Concert review: Peter Frampton & Yes at Pier Six Pavilion
Midnight Sun reviewer and JazzTimes editor Evan Haga was at Pier Six Pavilion last night to see Yes and Peter Frampton. Here are this thoughts on the show:
Rock shows are many, many things, but they typically aren't punctual.
Yet Peter Frampton and his four-member touring band took the stage at Pier 6 a few minutes before their scheduled 7 p.m. start time last night, and the promptness proved necessary: There was a lot of music to plow through.
Frampton was part of a double-bill with Yes, and each group performed a hearty, roughly hour-and-40-minute set, including encores. It was an effective pairing, with enough contrast but also some shared philosophies. Nostalgia was a factor, sure — these bands toured together as commercial juggernauts in 1976 — but so was professionalism and musicianship: The comfort of proper sound engineering, the splendor of the extended guitar or keyboard solo, the willingness to play single songs that lasted half as long as a typical opening act's entire set. (As rock and roll history goes, punk exists because of concerts like this one.) Peter Frampton, then as now, offered the looser, sunnier side of '70s rock excess; Yes' progressive rock was the bookish, labyrinthine sort. ...
On that '70s tandem tour, Frampton was larger than life: His record-breaking document, "Frampton Comes Alive!," was released in early '76, and he filled stadiums as a composite teen idol/guitar hero. Classic-rock radio has kept him in a time capsule since then, despite some latter-day successes — the Grammy-winning instrumental record he released in 2006, for instance — so nostalgia presented something of an elephant in the room last night.

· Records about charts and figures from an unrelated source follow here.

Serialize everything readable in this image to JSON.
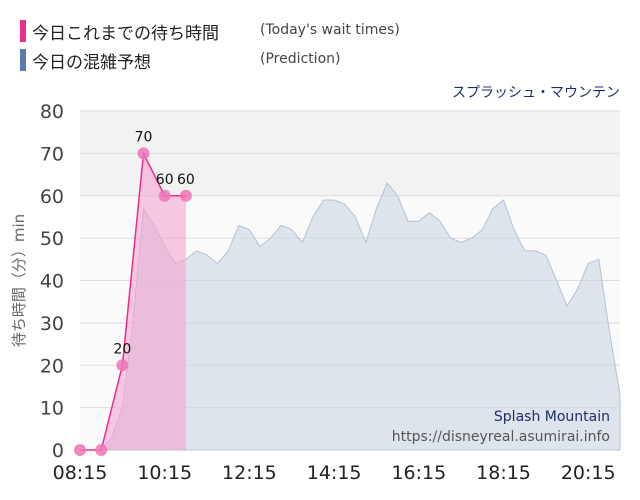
{
  "legend": {
    "today_label": "今日これまでの待ち時間",
    "today_en": "(Today's wait times)",
    "prediction_label": "今日の混雑予想",
    "prediction_en": "(Prediction)",
    "today_color": "#ee2b8f",
    "prediction_color": "#5b7ea8"
  },
  "chart_data": {
    "type": "area",
    "title": "スプラッシュ・マウンテン",
    "ylabel": "待ち時間（分）min",
    "xlabel": "",
    "ylim": [
      0,
      80
    ],
    "yticks": [
      0,
      10,
      20,
      30,
      40,
      50,
      60,
      70,
      80
    ],
    "xlim": [
      "08:15",
      "21:00"
    ],
    "xticks": [
      "08:15",
      "10:15",
      "12:15",
      "14:15",
      "16:15",
      "18:15",
      "20:15"
    ],
    "grid": true,
    "watermark": {
      "name": "Splash Mountain",
      "url": "https://disneyreal.asumirai.info"
    },
    "series": [
      {
        "name": "今日の混雑予想",
        "color": "#c9d6e3",
        "points": [
          [
            "08:15",
            0
          ],
          [
            "08:45",
            0
          ],
          [
            "09:00",
            3
          ],
          [
            "09:15",
            10
          ],
          [
            "09:30",
            30
          ],
          [
            "09:45",
            57
          ],
          [
            "10:00",
            53
          ],
          [
            "10:15",
            48
          ],
          [
            "10:30",
            44
          ],
          [
            "10:45",
            45
          ],
          [
            "11:00",
            47
          ],
          [
            "11:15",
            46
          ],
          [
            "11:30",
            44
          ],
          [
            "11:45",
            47
          ],
          [
            "12:00",
            53
          ],
          [
            "12:15",
            52
          ],
          [
            "12:30",
            48
          ],
          [
            "12:45",
            50
          ],
          [
            "13:00",
            53
          ],
          [
            "13:15",
            52
          ],
          [
            "13:30",
            49
          ],
          [
            "13:45",
            55
          ],
          [
            "14:00",
            59
          ],
          [
            "14:15",
            59
          ],
          [
            "14:30",
            58
          ],
          [
            "14:45",
            55
          ],
          [
            "15:00",
            49
          ],
          [
            "15:15",
            57
          ],
          [
            "15:30",
            63
          ],
          [
            "15:45",
            60
          ],
          [
            "16:00",
            54
          ],
          [
            "16:15",
            54
          ],
          [
            "16:30",
            56
          ],
          [
            "16:45",
            54
          ],
          [
            "17:00",
            50
          ],
          [
            "17:15",
            49
          ],
          [
            "17:30",
            50
          ],
          [
            "17:45",
            52
          ],
          [
            "18:00",
            57
          ],
          [
            "18:15",
            59
          ],
          [
            "18:30",
            52
          ],
          [
            "18:45",
            47
          ],
          [
            "19:00",
            47
          ],
          [
            "19:15",
            46
          ],
          [
            "19:30",
            40
          ],
          [
            "19:45",
            34
          ],
          [
            "20:00",
            38
          ],
          [
            "20:15",
            44
          ],
          [
            "20:30",
            45
          ],
          [
            "20:45",
            28
          ],
          [
            "21:00",
            13
          ]
        ]
      },
      {
        "name": "今日これまでの待ち時間",
        "color": "#ee2b8f",
        "points": [
          [
            "08:15",
            0
          ],
          [
            "08:45",
            0
          ],
          [
            "09:15",
            20
          ],
          [
            "09:45",
            70
          ],
          [
            "10:15",
            60
          ],
          [
            "10:45",
            60
          ]
        ],
        "labels": [
          [
            "09:15",
            "20"
          ],
          [
            "09:45",
            "70"
          ],
          [
            "10:15",
            "60"
          ],
          [
            "10:45",
            "60"
          ]
        ]
      }
    ]
  }
}
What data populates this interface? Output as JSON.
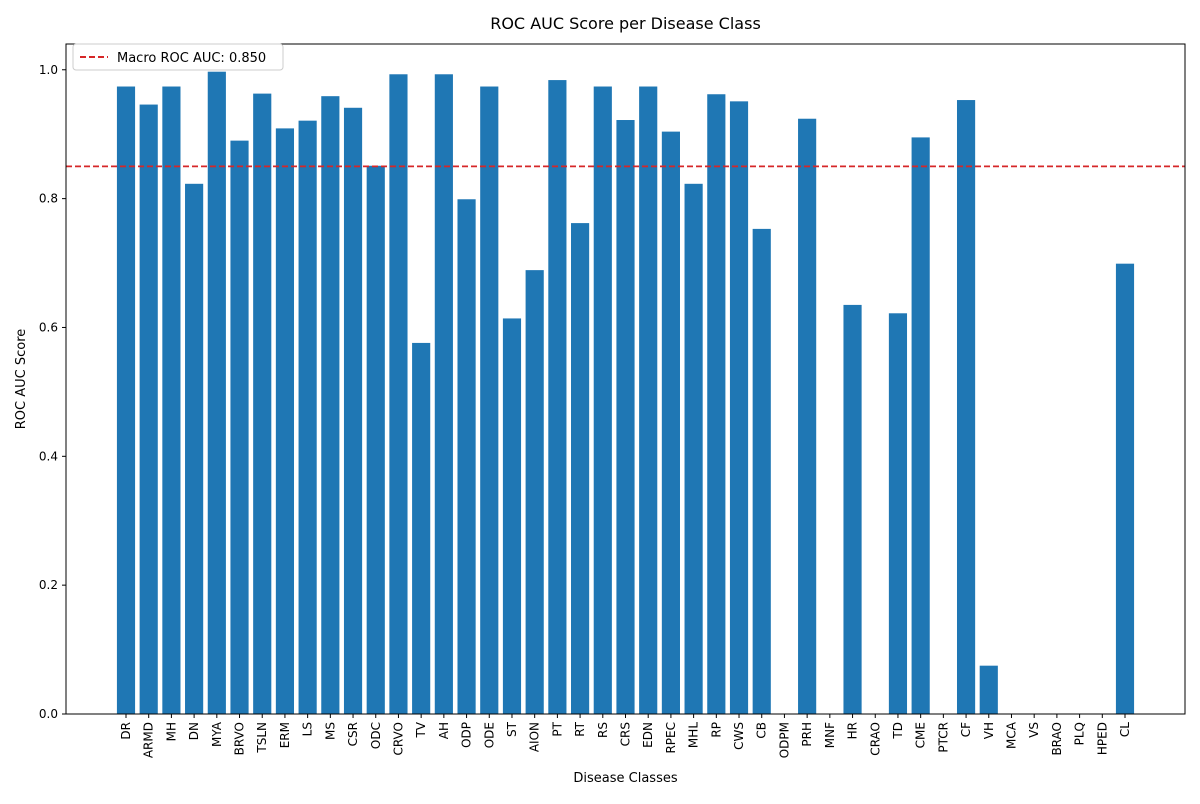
{
  "chart_data": {
    "type": "bar",
    "title": "ROC AUC Score per Disease Class",
    "xlabel": "Disease Classes",
    "ylabel": "ROC AUC Score",
    "ylim": [
      0,
      1.04
    ],
    "yticks": [
      0.0,
      0.2,
      0.4,
      0.6,
      0.8,
      1.0
    ],
    "ytick_labels": [
      "0.0",
      "0.2",
      "0.4",
      "0.6",
      "0.8",
      "1.0"
    ],
    "categories": [
      "DR",
      "ARMD",
      "MH",
      "DN",
      "MYA",
      "BRVO",
      "TSLN",
      "ERM",
      "LS",
      "MS",
      "CSR",
      "ODC",
      "CRVO",
      "TV",
      "AH",
      "ODP",
      "ODE",
      "ST",
      "AION",
      "PT",
      "RT",
      "RS",
      "CRS",
      "EDN",
      "RPEC",
      "MHL",
      "RP",
      "CWS",
      "CB",
      "ODPM",
      "PRH",
      "MNF",
      "HR",
      "CRAO",
      "TD",
      "CME",
      "PTCR",
      "CF",
      "VH",
      "MCA",
      "VS",
      "BRAO",
      "PLQ",
      "HPED",
      "CL"
    ],
    "values": [
      0.974,
      0.946,
      0.974,
      0.823,
      0.997,
      0.89,
      0.963,
      0.909,
      0.921,
      0.959,
      0.941,
      0.851,
      0.993,
      0.576,
      0.993,
      0.799,
      0.974,
      0.614,
      0.689,
      0.984,
      0.762,
      0.974,
      0.922,
      0.974,
      0.904,
      0.823,
      0.962,
      0.951,
      0.753,
      0.0,
      0.924,
      0.0,
      0.635,
      0.0,
      0.622,
      0.895,
      0.0,
      0.953,
      0.075,
      0.0,
      0.0,
      0.0,
      0.0,
      0.0,
      0.699
    ],
    "bar_color": "#1f77b4",
    "reference_line": {
      "value": 0.85,
      "color": "#d62728",
      "style": "dashed"
    },
    "legend": {
      "position": "top-left",
      "label": "Macro ROC AUC: 0.850"
    },
    "grid": false
  }
}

But Frampton embraced and sometimes toyed with it, in a "just happy to be here" stride that made the guitarist easy to cheer for. He wore his 60 years gracefully (sans his frilly mane of yesteryear), in jeans and a short-sleeve polo, and played the hits like he meant it, on new equipment. (His regular gear, stored in Nashville, fell victim to the flood.)
"Show Me the Way" had a modern, more rocking arrangement with slide guitar from second guitarist Adam Lester up front and Frampton’s trademarked talk box effect, which educed cheers each and every time the guitarist employed it; "Baby, I Love Your Way" was an acoustic campfire sing-along; and "Do You Feel Like We Do?," as the man promised, was performed in its "long version," a sprawling exercise in dynamics that reinforced how excellent a rock guitarist Frampton can be: He deftly paces his blues-rock phrasing and uses some added harmonic language, and knows precisely when to simmer and when wail.
With a chuckle, Frampton made sure the crowd heard him plug his brand new record, and played some of its middling material; a couple of covers fared better, including an instrumental take on Soundgarden's "Black Hole Sun," and the Beatles' "While My Guitar Gently Weeps" done as a competent vocal.
Yes stated their purpose early on, walking onstage to a recorded overture of Stravinsky’s "Firebird Suite," and proceeded to give a clinic in the valor and vice of prog. Heyday members Steve Howe (guitar), Chris Squire (bass) and Alan White (drums) combined with Rick Wakeman's son Oliver on keyboards and vocalist Benoît David, whom the band cribbed from a Yes tribute act to replace an ill Jon Anderson in 2008. (Yes, he sounds remarkably like Anderson, but yes, Anderson is sorely missed.)
The set list looked mostly toward the ambitious, multi-sectioned masterworks of the group's classic early '70s records: Heady numbers like "Yours Is No Disgrace," "And You and I," "Perpetual Change," "Close to the Edge," the encore "Starship Trooper" and, a crowd pleaser from its first harmonic, "Roundabout." (There was, sadly, no "I’ve Seen All Good People.")
Howe, at 63, demonstrated all the genre-mashing fretboard agility that made him a guitar-magazine regular—on acoustic guitar, electric guitar, an electric made to simulate an acoustic or, most spectacularly, his warm-toned Gibson ES-175 hollowbody, a jazz guitar he turned into a vehicle for shredding. One song stuck out like a sore thumb: "Owner of a Lonely Heart," a Billboard No. 1 from 1983 that many prog-rock fanboys saw as a shameful pop concession. (An old fanboy behind me actually booed.) Only Frampton could get away with such equal portions of guitar heroism and plain-as-day pop.